Large number of routes installed into kernel cause high cpu usage
I've been using fedora and a routing suite called FRR to install routes into the linux kernel. When I install a large number of routes CPU usage of several gnome programs hit 100% and stay there:
1172 root 20 0 6199948 4.9g 5964 R 99.7 20.8 24:41.98 NetworkManager
2544 sharpd 20 0 6396920 5.5g 2320 R 99.7 23.6 30:02.87 gsd-sharing
21160 sharpd 20 0 4689524 1.9g 99900 R 99.3 8.1 22:27.56 gnome-shell
Additionally memory usage spikes and grows significantly.

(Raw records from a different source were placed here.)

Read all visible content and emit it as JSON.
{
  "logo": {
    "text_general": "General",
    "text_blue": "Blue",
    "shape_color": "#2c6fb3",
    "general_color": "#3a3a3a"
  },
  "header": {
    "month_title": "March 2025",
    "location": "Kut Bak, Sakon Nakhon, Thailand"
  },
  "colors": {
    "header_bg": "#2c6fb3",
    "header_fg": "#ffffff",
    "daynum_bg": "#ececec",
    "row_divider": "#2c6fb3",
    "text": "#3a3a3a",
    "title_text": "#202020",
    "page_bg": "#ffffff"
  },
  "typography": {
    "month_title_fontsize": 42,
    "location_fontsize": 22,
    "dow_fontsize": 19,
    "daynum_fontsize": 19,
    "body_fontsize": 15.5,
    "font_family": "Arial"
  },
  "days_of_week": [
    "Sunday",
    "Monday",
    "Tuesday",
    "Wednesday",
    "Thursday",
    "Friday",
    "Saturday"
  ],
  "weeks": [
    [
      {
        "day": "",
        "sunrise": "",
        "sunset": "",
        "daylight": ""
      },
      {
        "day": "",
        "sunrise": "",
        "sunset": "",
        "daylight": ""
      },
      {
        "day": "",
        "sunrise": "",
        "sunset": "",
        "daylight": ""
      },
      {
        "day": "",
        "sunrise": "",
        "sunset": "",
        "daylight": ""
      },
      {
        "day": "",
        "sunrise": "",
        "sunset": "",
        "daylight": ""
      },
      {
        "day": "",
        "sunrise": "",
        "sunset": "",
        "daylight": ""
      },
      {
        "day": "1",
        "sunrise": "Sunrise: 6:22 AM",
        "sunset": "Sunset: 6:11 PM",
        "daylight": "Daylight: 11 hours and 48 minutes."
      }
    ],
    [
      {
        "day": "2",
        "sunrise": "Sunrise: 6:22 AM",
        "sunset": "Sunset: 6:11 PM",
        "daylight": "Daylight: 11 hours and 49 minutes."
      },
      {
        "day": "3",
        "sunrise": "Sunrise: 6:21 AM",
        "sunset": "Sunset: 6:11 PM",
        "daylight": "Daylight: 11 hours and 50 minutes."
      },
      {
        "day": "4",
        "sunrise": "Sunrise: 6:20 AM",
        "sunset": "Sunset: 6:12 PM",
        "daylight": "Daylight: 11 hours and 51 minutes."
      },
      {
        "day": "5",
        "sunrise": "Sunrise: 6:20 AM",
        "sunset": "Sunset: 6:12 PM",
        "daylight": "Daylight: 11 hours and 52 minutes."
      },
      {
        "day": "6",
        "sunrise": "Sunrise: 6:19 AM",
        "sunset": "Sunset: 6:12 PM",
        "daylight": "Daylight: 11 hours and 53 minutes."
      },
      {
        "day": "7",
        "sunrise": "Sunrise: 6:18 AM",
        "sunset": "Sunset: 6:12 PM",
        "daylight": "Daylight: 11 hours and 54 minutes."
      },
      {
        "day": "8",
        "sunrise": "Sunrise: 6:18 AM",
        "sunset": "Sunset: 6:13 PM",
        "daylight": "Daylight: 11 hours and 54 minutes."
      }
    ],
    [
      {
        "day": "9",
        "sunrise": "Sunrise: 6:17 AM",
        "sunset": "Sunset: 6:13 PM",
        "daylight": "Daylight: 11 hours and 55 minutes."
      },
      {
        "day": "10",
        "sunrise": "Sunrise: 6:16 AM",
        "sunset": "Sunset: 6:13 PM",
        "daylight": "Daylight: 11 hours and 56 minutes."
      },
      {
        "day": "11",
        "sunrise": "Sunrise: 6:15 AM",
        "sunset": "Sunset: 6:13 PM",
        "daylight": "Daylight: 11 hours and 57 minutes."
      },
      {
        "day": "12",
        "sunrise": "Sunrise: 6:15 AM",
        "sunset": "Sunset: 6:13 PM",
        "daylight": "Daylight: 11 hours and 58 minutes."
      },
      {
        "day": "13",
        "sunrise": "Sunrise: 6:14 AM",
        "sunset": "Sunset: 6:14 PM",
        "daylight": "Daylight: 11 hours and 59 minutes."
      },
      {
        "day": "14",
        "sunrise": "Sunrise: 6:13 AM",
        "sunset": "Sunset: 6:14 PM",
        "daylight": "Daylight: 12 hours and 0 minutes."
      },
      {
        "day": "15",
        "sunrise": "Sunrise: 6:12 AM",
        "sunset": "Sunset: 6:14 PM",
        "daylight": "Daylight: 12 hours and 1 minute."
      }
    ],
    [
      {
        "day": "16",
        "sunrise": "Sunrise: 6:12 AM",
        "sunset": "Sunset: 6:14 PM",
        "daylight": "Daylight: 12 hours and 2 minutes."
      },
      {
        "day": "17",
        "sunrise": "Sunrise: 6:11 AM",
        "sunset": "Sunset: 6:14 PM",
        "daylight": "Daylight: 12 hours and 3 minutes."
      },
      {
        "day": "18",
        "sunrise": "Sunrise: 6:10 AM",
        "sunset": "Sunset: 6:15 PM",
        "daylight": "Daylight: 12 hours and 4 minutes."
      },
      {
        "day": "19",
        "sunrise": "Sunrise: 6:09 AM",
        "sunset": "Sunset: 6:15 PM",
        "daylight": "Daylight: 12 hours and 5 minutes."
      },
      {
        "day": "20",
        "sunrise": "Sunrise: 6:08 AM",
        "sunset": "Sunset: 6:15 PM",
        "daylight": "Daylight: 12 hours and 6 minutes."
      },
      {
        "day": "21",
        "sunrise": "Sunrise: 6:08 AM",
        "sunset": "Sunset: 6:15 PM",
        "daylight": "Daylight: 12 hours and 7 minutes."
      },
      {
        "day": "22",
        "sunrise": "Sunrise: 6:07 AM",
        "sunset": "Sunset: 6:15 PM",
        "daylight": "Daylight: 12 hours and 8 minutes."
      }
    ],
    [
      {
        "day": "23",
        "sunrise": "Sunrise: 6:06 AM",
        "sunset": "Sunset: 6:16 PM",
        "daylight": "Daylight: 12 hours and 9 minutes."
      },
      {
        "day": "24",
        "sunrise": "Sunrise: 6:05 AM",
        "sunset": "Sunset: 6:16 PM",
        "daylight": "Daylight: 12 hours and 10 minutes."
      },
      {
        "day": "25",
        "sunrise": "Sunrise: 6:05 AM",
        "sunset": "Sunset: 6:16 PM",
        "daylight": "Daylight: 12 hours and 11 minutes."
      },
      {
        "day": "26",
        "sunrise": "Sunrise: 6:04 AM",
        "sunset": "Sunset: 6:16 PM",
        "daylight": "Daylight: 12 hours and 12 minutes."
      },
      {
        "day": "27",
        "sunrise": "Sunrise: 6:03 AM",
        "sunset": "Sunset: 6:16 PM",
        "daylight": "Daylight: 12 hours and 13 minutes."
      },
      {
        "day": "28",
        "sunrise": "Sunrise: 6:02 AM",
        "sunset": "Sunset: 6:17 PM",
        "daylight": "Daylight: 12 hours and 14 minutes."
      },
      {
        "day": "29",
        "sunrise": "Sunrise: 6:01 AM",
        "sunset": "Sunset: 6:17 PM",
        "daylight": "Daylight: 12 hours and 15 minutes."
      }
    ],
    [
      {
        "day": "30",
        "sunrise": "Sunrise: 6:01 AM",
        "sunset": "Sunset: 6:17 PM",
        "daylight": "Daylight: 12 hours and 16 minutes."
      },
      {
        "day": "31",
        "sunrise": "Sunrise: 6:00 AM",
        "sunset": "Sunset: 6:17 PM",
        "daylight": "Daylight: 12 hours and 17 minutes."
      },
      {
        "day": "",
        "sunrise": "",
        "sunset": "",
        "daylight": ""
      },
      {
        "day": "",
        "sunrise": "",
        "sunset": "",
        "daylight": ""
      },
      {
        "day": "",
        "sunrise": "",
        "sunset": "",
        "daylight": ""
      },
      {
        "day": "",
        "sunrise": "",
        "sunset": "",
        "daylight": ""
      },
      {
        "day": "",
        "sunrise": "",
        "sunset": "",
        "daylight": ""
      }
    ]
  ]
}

Perf top is reporting:
45.28% libgio-2.0.so.0.6000.4 [.] g_inet_address_mask_equal
20.55% libgio-2.0.so.0.6000.4 [.] g_inet_address_equal
7.44% libgio-2.0.so.0.6000.4 [.] g_inet_address_get_family
7.40% libgio-2.0.so.0.6000.4 [.] g_network_monitor_base_add_network
6.47% libgio-2.0.so.0.6000.4 [.] g_inet_address_get_type
3.84% libgio-2.0.so.0.6000.4 [.] g_inet_address_to_bytes
3.72% libgio-2.0.so.0.6000.4 [.] g_inet_address_mask_get_type
2.98% libc-2.29.so [.] __memcmp_avx2_movbe
1.59% libgio-2.0.so.0.6000.4 [.] g_inet_address_get_native_size
0.32% libgio-2.0.so.0.6000.4 [.] 0x000000000003d5c0
0.22% libgio-2.0.so.0.6000.4 [.] 0x000000000003d5c4
0.01% libgio-2.0.so.0.6000.4 [.] g_network_monitor_base_set_networks
0.01% [kernel] [k] native_write_msr
0.01% [kernel] [k] timerqueue_add
0.01% [kernel] [k] clockevents_program_event
0.01% libgio-2.0.so.0.6000.4 [.] 0x0000000000103f80
And when I look at the g_network_monitor_base_add_network code:
g_network_monitor_base_add_network (GNetworkMonitorBase *monitor,
GInetAddressMask *network)
{
int i;
for (i = 0; i < monitor->priv->networks->len; i++)
{
if (g_inet_address_mask_equal
(monitor->priv->networks->pdata[i], network))
return;
}
g_ptr_array_add (monitor->priv->networks, g_object_ref (network));
if (g_inet_address_mask_get_length (network) == 0)
{
switch (g_inet_address_mask_get_family (network))
{
case G_SOCKET_FAMILY_IPV4:
monitor->priv->have_ipv4_default_route = TRUE;
break;
case G_SOCKET_FAMILY_IPV6:
monitor->priv->have_ipv6_default_route = TRUE;
break;
default:
break;
}
}
/* Don't emit network-changed when multicast-link-local routing
* changes. This rather arbitrary decision is mostly because it
* seems to change quite often...
*/
if (g_inet_address_get_is_mc_link_local
(g_inet_address_mask_get_address (network)))
return;
queue_network_changed (monitor);
}
It sure looks like to me that the code is storing the routes as an unsorted array. Worse yet for each route add that happens the code scans every route in the table and then inserts it( so 2 times! ). I don't know gio and I don't know what data structures are available for usage here. Can I get someone to look at this and hopefully quickly fix it?
I am willing to help debug/test any patches.